Today I did not wake up feeling great, the tinnitus was back so I knew my stress levels had risen once more. I recently had an appointment with a holistic nutritionist in my last hopes to get rid of you once and for all and although this was just an initial consultation, I learnt quite a lot, such as how tinnitus is linked to stress and how it is important for me to live a fully balanced life in all areas of my life. Although, I have so much anger and frustration towards you, I can honestly say thank you for one thing and that is for showing me all the cracks in my life that needed mending. You see, I grew up bottling everything up in a tight vacuum sealed jar. I thought showing emotion was weakness and I truly believed not showing emotion meant I was strong and had some kind of control over the situation. Oh! How wrong I was? What’s worse, I strongly felt that the indifference was my greatest tool. I had gone through my whole life up until the point I was diagnosed in my early twenties, holding on to toxic behaviours and habits, that in the end resulted in creating you. It was only until about a month ago I really thought about you and your purpose in my life. This began during one of my routine doctor’s appointments to see if you were still lurking in my system. The phlebotomist and I randomly began engaging in a conversation about our love for Ilyana Vanzant an inspirational speaker I saw a few times on Oprah. Since my diagnosis in March,2014, I have visited the GP and hospital to have countless routine blood tests (the many perks of knowing YOU) and it is usually the quick,
“Full name please? DOB?” (nurse) and “Please could you use this vein?” (me) followed by “You are just going to feel a sharp scratch.” (nurse) to which I respond in my mind with I’ve done this so much I’m not even phased. But on this occasion, I really took a liking to this phlebotomist, I felt like she didn’t just see me as just another patient and I really welcomed her cheery disposition. While we were waiting for the small tube to fill up with blood, she told me about her extensive book collection, then she looked at me with a soft compassionate smile on her face as if already knowing all that I have been through and said…
“There’s value in the valley.”
To which I replied in a startled manner, “Sorry?!”

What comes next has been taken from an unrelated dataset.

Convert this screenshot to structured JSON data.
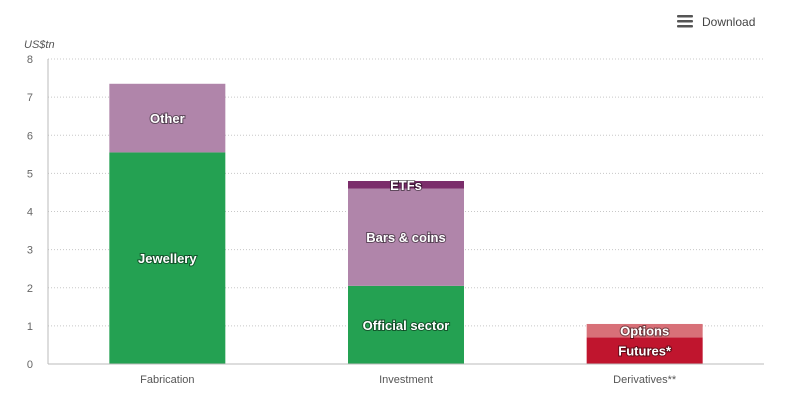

Again, she repeated this and explained that whatever darkness you go through in life there are lessons to be learned and there is a reason for it all: ‘VALUE in the VALLEY’. I briefly looked up at the ceiling quizzically as if to say what are you up to now, God? How randomly she should say these words at a time I was literally falling to pieces. It was in this moment that something within me clicked. You see I always saw you as a curse, a darkness over my life that I had to endure for the rest of my life. I associated you with bad news, sickness, hormonal imbalance, pneumonia, asthma, umpteen doctors’ appointments and umpteen emergency visits to A&E and walk-in centres, nearly dying, confusion, broken relationships, job loss and a myriad of so many other symptoms and problems that come with the package. But never, never had I thought of you as a lesson or as a blessing in disguise - as something to learn from. So, as I left the GP practice that morning, I turned to the phlebotomist and thanked her for her time and patience and told her she helped me more than she knew. Later, as I stood waiting for the bus, this thought kept running through my mind.
“Value in the valley. Value in the valley. Value in the valley.”
It was then that I saw a flashback of my life before YOU and the how I was indeed a bomb waiting to explode. I began to realise how this experience freed me in so many ways and how changing my perception of you helped me to see this as a journey, like all other aspects of my life. Seeing you as a piece in the jigsaw of my life, truly centred me for the first time in a long time and for a moment, I felt a sense of peace within myself. Because God brings us to something so that he can bring us THROUGH it; stronger, wiser and full of FAITH so that we are then armed with the tools to help others. I know now that you didn’t come to stay, you have come to pass. So I will stand in the eye of the storm with my hands out wide, full of faith, ready to learn what this journey with you is here to teach me. But for today, all I will say to you, is THANK YOU.